Aunque el cuadro descripto no es reductible a una sola causa, también en América Latina la conducta de Washington está dictada por los efectos de la suba del petróleo para los países del primer mundo, insoportables incluso en el corto plazo para economías bajo cuya discutible prosperidad no hay cimientos seguros. Cuando en la Unión Europea cunde el pánico por las derivaciones del encarecimiento del crudo y el gobierno estadounidense (obligado por la proximidad de las elecciones) recurre a la utilización de sus reservas estratégicas -un mecanismo sólo sostenible en el cortísimo plazo- para impedir el alza de los combustibles, es posible comprobar la significación de la línea de acción adoptada por el presidente venezolano Hugo Chávez antes incluso de tomar posesión de su cargo: la reactivación de la Organización de Países Exportadores de Petróleo (OPEP, ver pág. 12). Veinte meses después de aquellos primeros pasos, con un aumento superior al 400% de la materia prima a la que está ineludiblemente amarrada la tasa de ganancia media de los gigantes de la economía mundial, la aparentemente inconmovible marcha hacia arriba de la economía en los tres centros del poder planetario, y específicamente en Estados Unidos, se muestra en toda su vulnerabilidad.
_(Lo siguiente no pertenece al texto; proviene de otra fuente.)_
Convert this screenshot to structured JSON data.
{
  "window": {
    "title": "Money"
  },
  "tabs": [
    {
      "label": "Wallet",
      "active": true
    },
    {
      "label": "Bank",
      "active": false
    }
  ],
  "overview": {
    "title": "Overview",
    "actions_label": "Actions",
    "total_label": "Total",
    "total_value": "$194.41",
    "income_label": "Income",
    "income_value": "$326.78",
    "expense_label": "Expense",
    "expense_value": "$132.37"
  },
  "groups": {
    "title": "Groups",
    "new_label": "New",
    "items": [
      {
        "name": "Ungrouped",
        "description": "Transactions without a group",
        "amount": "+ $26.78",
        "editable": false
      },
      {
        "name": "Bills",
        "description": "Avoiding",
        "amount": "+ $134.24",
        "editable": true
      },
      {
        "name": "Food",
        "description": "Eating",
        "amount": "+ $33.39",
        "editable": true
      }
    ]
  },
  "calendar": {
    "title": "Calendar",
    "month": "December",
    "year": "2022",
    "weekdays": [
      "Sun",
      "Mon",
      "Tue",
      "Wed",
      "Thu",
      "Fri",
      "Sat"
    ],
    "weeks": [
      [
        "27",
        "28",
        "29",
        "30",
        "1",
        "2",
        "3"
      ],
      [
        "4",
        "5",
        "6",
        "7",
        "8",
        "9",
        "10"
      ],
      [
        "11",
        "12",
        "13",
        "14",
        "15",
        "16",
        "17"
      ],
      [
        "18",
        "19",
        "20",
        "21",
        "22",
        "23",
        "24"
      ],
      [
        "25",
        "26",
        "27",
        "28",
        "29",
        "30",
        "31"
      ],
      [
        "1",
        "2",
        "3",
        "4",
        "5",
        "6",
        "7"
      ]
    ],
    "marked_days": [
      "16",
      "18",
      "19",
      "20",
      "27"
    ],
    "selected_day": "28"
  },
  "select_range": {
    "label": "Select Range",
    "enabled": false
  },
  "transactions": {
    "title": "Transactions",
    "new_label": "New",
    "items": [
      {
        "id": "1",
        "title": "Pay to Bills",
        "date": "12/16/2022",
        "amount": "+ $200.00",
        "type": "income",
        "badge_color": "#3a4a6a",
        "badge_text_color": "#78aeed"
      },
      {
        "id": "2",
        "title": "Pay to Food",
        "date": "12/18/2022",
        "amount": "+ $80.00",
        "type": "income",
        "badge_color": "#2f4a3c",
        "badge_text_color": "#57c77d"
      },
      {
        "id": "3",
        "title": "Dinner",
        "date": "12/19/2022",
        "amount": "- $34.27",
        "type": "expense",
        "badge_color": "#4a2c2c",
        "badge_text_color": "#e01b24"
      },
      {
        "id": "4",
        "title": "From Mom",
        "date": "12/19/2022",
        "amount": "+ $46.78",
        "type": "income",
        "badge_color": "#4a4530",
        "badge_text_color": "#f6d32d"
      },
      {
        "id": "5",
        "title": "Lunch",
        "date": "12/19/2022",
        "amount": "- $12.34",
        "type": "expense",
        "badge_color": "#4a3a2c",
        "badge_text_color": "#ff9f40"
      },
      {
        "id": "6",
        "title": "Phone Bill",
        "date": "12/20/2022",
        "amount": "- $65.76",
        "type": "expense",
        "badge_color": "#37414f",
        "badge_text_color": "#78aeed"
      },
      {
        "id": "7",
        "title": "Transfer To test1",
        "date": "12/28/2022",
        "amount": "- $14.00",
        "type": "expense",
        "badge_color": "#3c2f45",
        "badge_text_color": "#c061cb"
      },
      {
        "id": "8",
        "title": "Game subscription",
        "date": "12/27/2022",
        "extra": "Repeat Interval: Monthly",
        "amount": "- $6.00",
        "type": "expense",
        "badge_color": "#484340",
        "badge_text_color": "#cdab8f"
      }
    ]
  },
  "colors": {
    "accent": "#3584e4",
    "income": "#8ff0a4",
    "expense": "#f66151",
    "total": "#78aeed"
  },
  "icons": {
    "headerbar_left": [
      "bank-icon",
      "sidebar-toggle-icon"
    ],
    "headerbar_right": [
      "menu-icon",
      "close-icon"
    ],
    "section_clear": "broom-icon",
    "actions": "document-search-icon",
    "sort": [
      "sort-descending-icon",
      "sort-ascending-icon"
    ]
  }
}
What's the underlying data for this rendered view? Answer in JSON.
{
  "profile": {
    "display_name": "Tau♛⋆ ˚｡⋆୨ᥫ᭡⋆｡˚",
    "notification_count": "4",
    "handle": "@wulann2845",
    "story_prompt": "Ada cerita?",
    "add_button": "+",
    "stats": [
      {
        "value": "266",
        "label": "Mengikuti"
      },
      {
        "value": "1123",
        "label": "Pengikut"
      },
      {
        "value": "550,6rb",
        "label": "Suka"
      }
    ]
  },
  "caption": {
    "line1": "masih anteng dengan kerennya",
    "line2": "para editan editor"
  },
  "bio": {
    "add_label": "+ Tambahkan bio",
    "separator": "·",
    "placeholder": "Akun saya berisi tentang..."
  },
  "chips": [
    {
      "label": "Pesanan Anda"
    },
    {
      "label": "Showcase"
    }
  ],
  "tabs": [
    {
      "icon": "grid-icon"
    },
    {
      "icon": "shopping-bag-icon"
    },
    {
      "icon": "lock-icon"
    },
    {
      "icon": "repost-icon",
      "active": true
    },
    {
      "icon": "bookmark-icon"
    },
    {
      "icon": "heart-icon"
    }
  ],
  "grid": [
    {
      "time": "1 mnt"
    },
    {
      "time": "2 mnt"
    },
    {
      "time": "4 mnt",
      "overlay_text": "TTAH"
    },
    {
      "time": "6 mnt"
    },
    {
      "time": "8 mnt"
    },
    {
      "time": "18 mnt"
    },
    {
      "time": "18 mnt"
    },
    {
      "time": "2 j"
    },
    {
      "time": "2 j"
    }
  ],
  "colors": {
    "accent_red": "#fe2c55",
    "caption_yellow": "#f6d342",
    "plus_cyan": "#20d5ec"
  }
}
La otra cara de la misma medalla es la gravitación enorme de una voluntad política soberana, encarnada en el gobierno de un país de porte medio o incluso pequeño.
Desde el atalaya del planeta, observando la reunión de presidentes y ministros de energía que se desarrolló en Caracas en la última semana de septiembre, un analista inequívocamente alineado con la política estadounidense advertía que Chávez recibió a sus invitados (sólo faltaron, por razones de seguridad, los presidentes de Irak y Libia, Saddam Hussein y Mohammad Khadafi), asegurando que «esta reunión no es sólo sobre petróleo: (nuestros países deben discutir también acerca de) la pobreza, la desigualdad en el mundo, la deuda externa y la autonomía de las naciones»(9).
Entre las pesadillas de los estrategas estadounidenses, se repite una en la que semejantes temas son tomados como materia de discusión y acción política por los ignotos pobladores de «Sudistán».
- EFE, 11-09-00.
- Catholic Relief Services, Costa Rica,14-09-00.
- Dimitri Barreto, El Tiempo, Bogotá, 10-09-00.
- «Colombia Paramilitary Chief Says Businesses Back Him», Bogotá, Reuters, 06-09-00.
- Revista Cambio, Bogotá, 25-09-00.
- Id.
- Natalia Rodriguez, entrevista a Raúl Garajulic, ex embajador de Bolivia en España, El País, Madrid, 14-9-00. Garajulic advertía que «Hay que ayudar a Colombia para que lo haga (liquidar las plantaciones de coca), pero hay que ayudar a Bolivia porque lo hizo». Tal parece que no fue así…
- Clarín, Buenos Aires, 28-09-00.
- Larry Rohter, The New York Times, 27-09-00.